Church member Shirley Hendrickson said the structure promises to be eye-catching.
“I think it will be a wonderful thing for the whole community, for the church and everyone who sees it,” she said.
Church Pastor Richard Atkins and member Norma Brown, who suggested the construction of the monument, were not available for comment Thursday.
Hendrickson said she hoped the church’s Ten Commandments monument would spur a spiritual spark, not a controversial one like last summer’s firestorm over a Ten Commandments statue in the Montgomery, Ala., Judicial Building that was ordered removed over the objections of Supreme Court Justice Roy Moore.
“The issue should never be raised that this is contrary to First Amendment rights,” Hendrickson said. “Can you imagine if every child could see this and understand this, there wouldn’t be any drug problems or crimes … it would be a knowledge that there is a deeper meaning.”

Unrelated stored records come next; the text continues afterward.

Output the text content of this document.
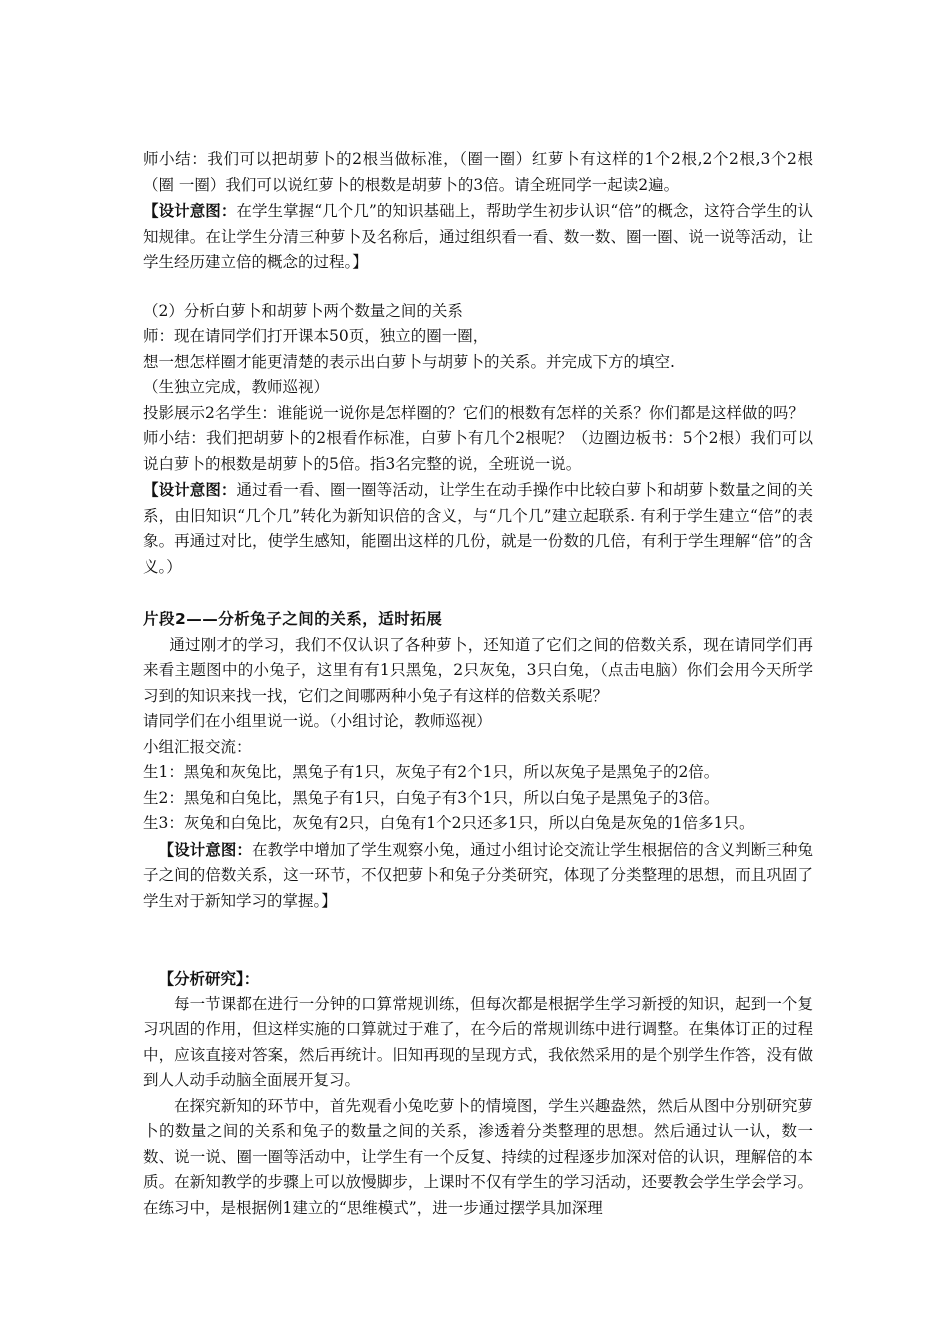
师小结：我们可以把胡萝卜的2根当做标准，（圈一圈）红萝卜有这样的1个2根,2个2根,3个2根（圈 一圈）我们可以说红萝卜的根数是胡萝卜的3倍。请全班同学一起读2遍。

【设计意图：在学生掌握“几个几”的知识基础上，帮助学生初步认识“倍”的概念，这符合学生的认知规律。在让学生分清三种萝卜及名称后，通过组织看一看、数一数、圈一圈、说一说等活动，让学生经历建立倍的概念的过程。】

（2）分析白萝卜和胡萝卜两个数量之间的关系

师：现在请同学们打开课本50页，独立的圈一圈，

想一想怎样圈才能更清楚的表示出白萝卜与胡萝卜的关系。并完成下方的填空.

（生独立完成，教师巡视）

投影展示2名学生：谁能说一说你是怎样圈的？它们的根数有怎样的关系？你们都是这样做的吗？

师小结：我们把胡萝卜的2根看作标准，白萝卜有几个2根呢？（边圈边板书：5个2根）我们可以说白萝卜的根数是胡萝卜的5倍。指3名完整的说，全班说一说。

【设计意图：通过看一看、圈一圈等活动，让学生在动手操作中比较白萝卜和胡萝卜数量之间的关系，由旧知识“几个几”转化为新知识倍的含义，与“几个几”建立起联系. 有利于学生建立“倍”的表象。再通过对比，使学生感知，能圈出这样的几份，就是一份数的几倍，有利于学生理解“倍”的含义。）

片段2——分析兔子之间的关系，适时拓展

通过刚才的学习，我们不仅认识了各种萝卜，还知道了它们之间的倍数关系，现在请同学们再来看主题图中的小兔子，这里有有1只黑兔，2只灰兔，3只白兔，（点击电脑）你们会用今天所学习到的知识来找一找，它们之间哪两种小兔子有这样的倍数关系呢？

请同学们在小组里说一说。（小组讨论，教师巡视）

小组汇报交流：

生1：黑兔和灰兔比，黑兔子有1只，灰兔子有2个1只，所以灰兔子是黑兔子的2倍。

生2：黑兔和白兔比，黑兔子有1只，白兔子有3个1只，所以白兔子是黑兔子的3倍。

生3：灰兔和白兔比，灰兔有2只，白兔有1个2只还多1只，所以白兔是灰兔的1倍多1只。

【设计意图：在教学中增加了学生观察小兔，通过小组讨论交流让学生根据倍的含义判断三种兔子之间的倍数关系，这一环节，不仅把萝卜和兔子分类研究，体现了分类整理的思想，而且巩固了学生对于新知学习的掌握。】

【分析研究】：

每一节课都在进行一分钟的口算常规训练，但每次都是根据学生学习新授的知识，起到一个复习巩固的作用，但这样实施的口算就过于难了，在今后的常规训练中进行调整。在集体订正的过程中，应该直接对答案，然后再统计。旧知再现的呈现方式，我依然采用的是个别学生作答，没有做到人人动手动脑全面展开复习。

在探究新知的环节中，首先观看小兔吃萝卜的情境图，学生兴趣盎然，然后从图中分别研究萝卜的数量之间的关系和兔子的数量之间的关系，渗透着分类整理的思想。然后通过认一认，数一数、说一说、圈一圈等活动中，让学生有一个反复、持续的过程逐步加深对倍的认识，理解倍的本质。在新知教学的步骤上可以放慢脚步，上课时不仅有学生的学习活动，还要教会学生学会学习。 在练习中，是根据例1建立的“思维模式”，进一步通过摆学具加深理
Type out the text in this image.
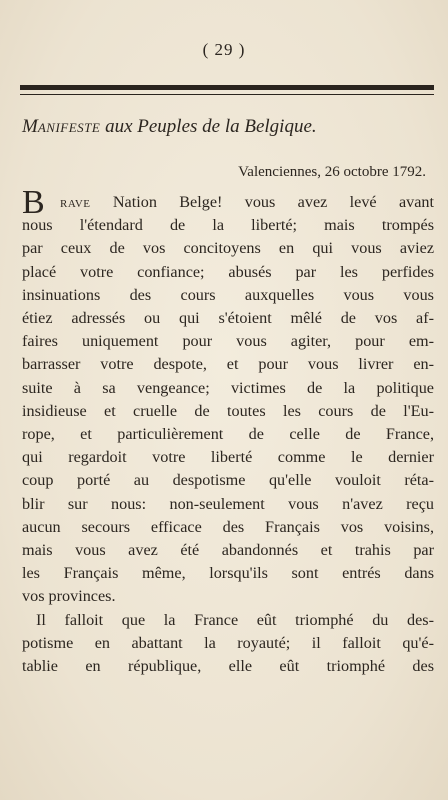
( 29 )
Manifeste aux Peuples de la Belgique.
Valenciennes, 26 octobre 1792.
B rave Nation Belge! vous avez levé avant
nous l'étendard de la liberté; mais trompés
par ceux de vos concitoyens en qui vous aviez
placé votre confiance; abusés par les perfides
insinuations des cours auxquelles vous vous
étiez adressés ou qui s'étoient mêlé de vos af-
faires uniquement pour vous agiter, pour em-
barrasser votre despote, et pour vous livrer en-
suite à sa vengeance; victimes de la politique
insidieuse et cruelle de toutes les cours de l'Eu-
rope, et particulièrement de celle de France,
qui regardoit votre liberté comme le dernier
coup porté au despotisme qu'elle vouloit réta-
blir sur nous: non-seulement vous n'avez reçu
aucun secours efficace des Français vos voisins,
mais vous avez été abandonnés et trahis par
les Français même, lorsqu'ils sont entrés dans
vos provinces.
Il falloit que la France eût triomphé du des-
potisme en abattant la royauté; il falloit qu'é-
tablie en république, elle eût triomphé des
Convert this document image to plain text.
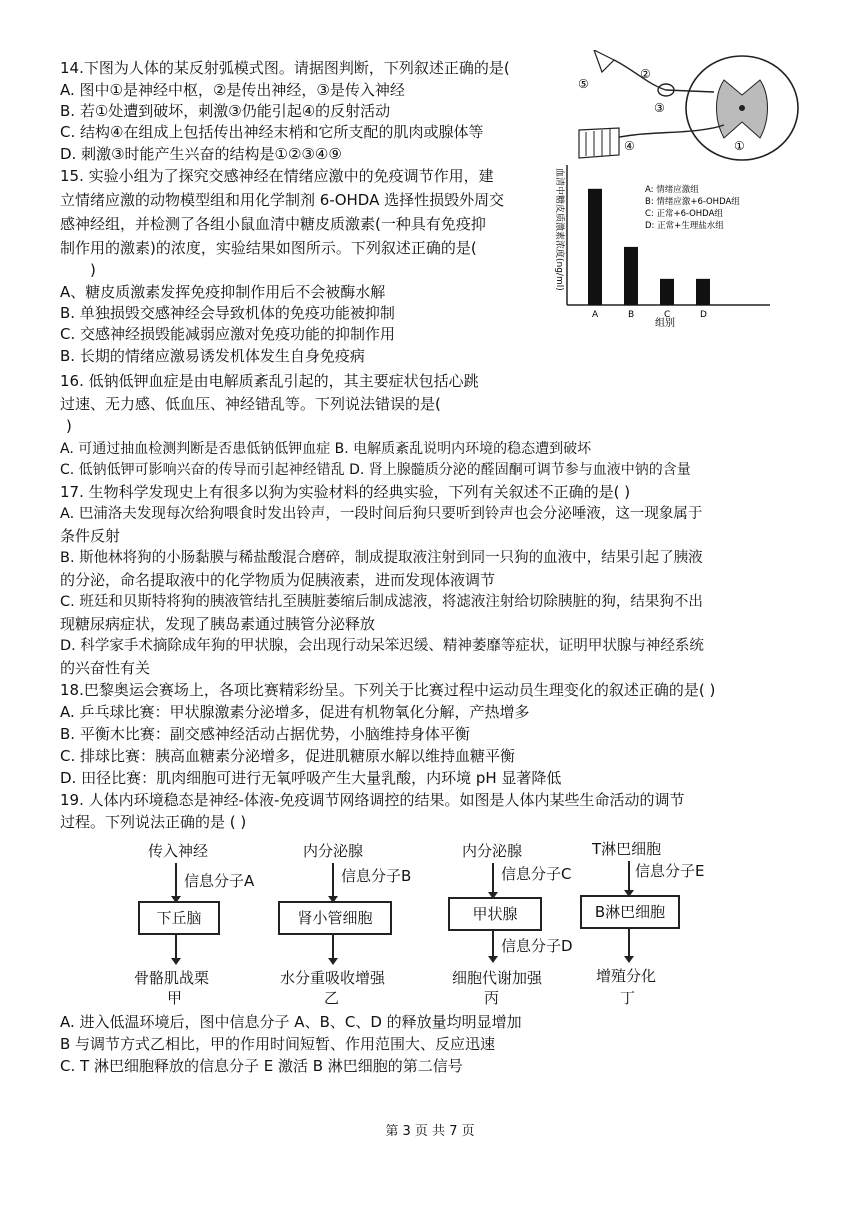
14.下图为人体的某反射弧模式图。请据图判断，下列叙述正确的是(
A. 图中①是神经中枢，②是传出神经，③是传入神经
B. 若①处遭到破坏，刺激③仍能引起④的反射活动
C. 结构④在组成上包括传出神经末梢和它所支配的肌肉或腺体等
D. 刺激③时能产生兴奋的结构是①②③④⑨
⑤
②
③
①
④
15. 实验小组为了探究交感神经在情绪应激中的免疫调节作用，建
立情绪应激的动物模型组和用化学制剂 6-OHDA 选择性损毁外周交
感神经组，并检测了各组小鼠血清中糖皮质激素(一种具有免疫抑
制作用的激素)的浓度，实验结果如图所示。下列叙述正确的是(
)
A、糖皮质激素发挥免疫抑制作用后不会被酶水解
B. 单独损毁交感神经会导致机体的免疫功能被抑制
C. 交感神经损毁能减弱应激对免疫功能的抑制作用
B. 长期的情绪应激易诱发机体发生自身免疫病
血清中糖皮质激素浓度(ng/ml)
A	B	C	D
组别
A: 情绪应激组
B: 情绪应激+6-OHDA组
C: 正常+6-OHDA组
D: 正常+生理盐水组
16. 低钠低钾血症是由电解质紊乱引起的，其主要症状包括心跳
过速、无力感、低血压、神经错乱等。下列说法错误的是(
)
A. 可通过抽血检测判断是否患低钠低钾血症 B. 电解质紊乱说明内环境的稳态遭到破坏
C. 低钠低钾可影响兴奋的传导而引起神经错乱 D. 肾上腺髓质分泌的醛固酮可调节参与血液中钠的含量
17. 生物科学发现史上有很多以狗为实验材料的经典实验，下列有关叙述不正确的是( )
A. 巴浦洛夫发现每次给狗喂食时发出铃声，一段时间后狗只要听到铃声也会分泌唾液，这一现象属于
条件反射
B. 斯他林将狗的小肠黏膜与稀盐酸混合磨碎，制成提取液注射到同一只狗的血液中，结果引起了胰液
的分泌，命名提取液中的化学物质为促胰液素，进而发现体液调节
C. 班廷和贝斯特将狗的胰液管结扎至胰脏萎缩后制成滤液，将滤液注射给切除胰脏的狗，结果狗不出
现糖尿病症状，发现了胰岛素通过胰管分泌释放
D. 科学家手术摘除成年狗的甲状腺，会出现行动呆笨迟缓、精神萎靡等症状，证明甲状腺与神经系统
的兴奋性有关
18.巴黎奥运会赛场上，各项比赛精彩纷呈。下列关于比赛过程中运动员生理变化的叙述正确的是( )
A. 乒乓球比赛：甲状腺激素分泌增多，促进有机物氧化分解，产热增多
B. 平衡木比赛：副交感神经活动占据优势，小脑维持身体平衡
C. 排球比赛：胰高血糖素分泌增多，促进肌糖原水解以维持血糖平衡
D. 田径比赛：肌肉细胞可进行无氧呼吸产生大量乳酸，内环境 pH 显著降低
19. 人体内环境稳态是神经-体液-免疫调节网络调控的结果。如图是人体内某些生命活动的调节
过程。下列说法正确的是 ( )
传入神经
信息分子A
下丘脑
骨骼肌战栗
甲
内分泌腺
信息分子B
肾小管细胞
水分重吸收增强
乙
内分泌腺
信息分子C
甲状腺
信息分子D
细胞代谢加强
丙
T淋巴细胞
信息分子E
B淋巴细胞
增殖分化
丁
A. 进入低温环境后，图中信息分子 A、B、C、D 的释放量均明显增加
B 与调节方式乙相比，甲的作用时间短暂、作用范围大、反应迅速
C. T 淋巴细胞释放的信息分子 E 激活 B 淋巴细胞的第二信号
第 3 页 共 7 页
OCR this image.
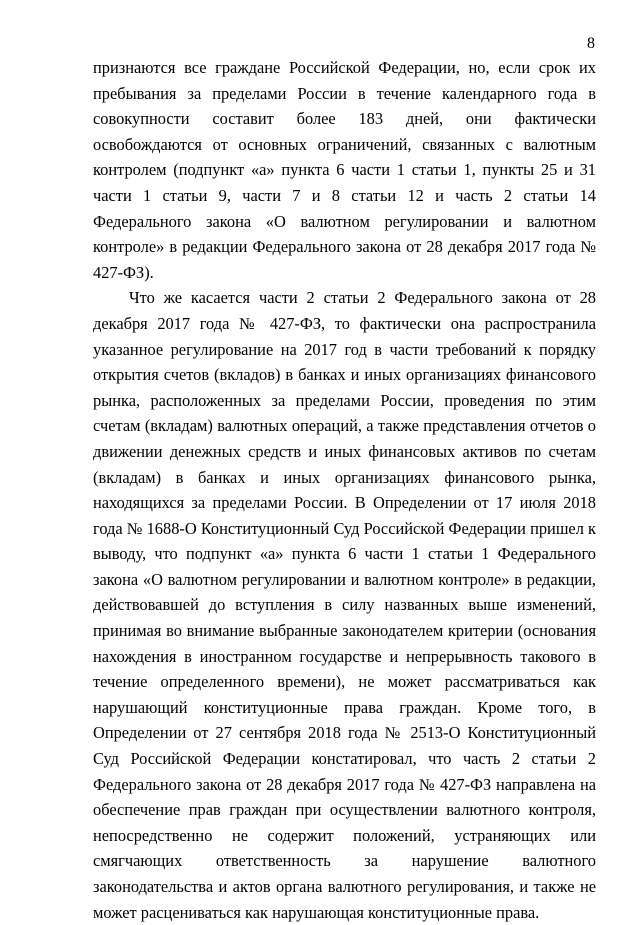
8

признаются все граждане Российской Федерации, но, если срок их пребывания за пределами России в течение календарного года в совокупности составит более 183 дней, они фактически освобождаются от основных ограничений, связанных с валютным контролем (подпункт «а» пункта 6 части 1 статьи 1, пункты 25 и 31 части 1 статьи 9, части 7 и 8 статьи 12 и часть 2 статьи 14 Федерального закона «О валютном регулировании и валютном контроле» в редакции Федерального закона от 28 декабря 2017 года № 427-ФЗ).

Что же касается части 2 статьи 2 Федерального закона от 28 декабря 2017 года № 427-ФЗ, то фактически она распространила указанное регулирование на 2017 год в части требований к порядку открытия счетов (вкладов) в банках и иных организациях финансового рынка, расположенных за пределами России, проведения по этим счетам (вкладам) валютных операций, а также представления отчетов о движении денежных средств и иных финансовых активов по счетам (вкладам) в банках и иных организациях финансового рынка, находящихся за пределами России. В Определении от 17 июля 2018 года № 1688-О Конституционный Суд Российской Федерации пришел к выводу, что подпункт «а» пункта 6 части 1 статьи 1 Федерального закона «О валютном регулировании и валютном контроле» в редакции, действовавшей до вступления в силу названных выше изменений, принимая во внимание выбранные законодателем критерии (основания нахождения в иностранном государстве и непрерывность такового в течение определенного времени), не может рассматриваться как нарушающий конституционные права граждан. Кроме того, в Определении от 27 сентября 2018 года № 2513-О Конституционный Суд Российской Федерации констатировал, что часть 2 статьи 2 Федерального закона от 28 декабря 2017 года № 427-ФЗ направлена на обеспечение прав граждан при осуществлении валютного контроля, непосредственно не содержит положений, устраняющих или смягчающих ответственность за нарушение валютного законодательства и актов органа валютного регулирования, и также не может расцениваться как нарушающая конституционные права.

Students at Nevada Union High School had mixed opinions when told about the plans for the stone Friday. Many said the church is free to express its opinion, especially when the stone will be on private property, though students on their way to and from the campus will be able to see it.
“It’s a church, so they should be allowed to do it,” said junior Brice Robinson, 16. “I’m not a Christian, but it’s their First Amendment right to practice their religion.”
Robinson’s father, arriving to pick up his son Friday afternoon, agreed.
“It seems appropriate to me,” Scott Robinson said. Religious expression, he said, “is one of our tenets of freedom.”
Tawny Gordon, 14, said people don’t have to be offended.
“If people don’t want to look at it, they don’t have to. You can’t make everyone happy.”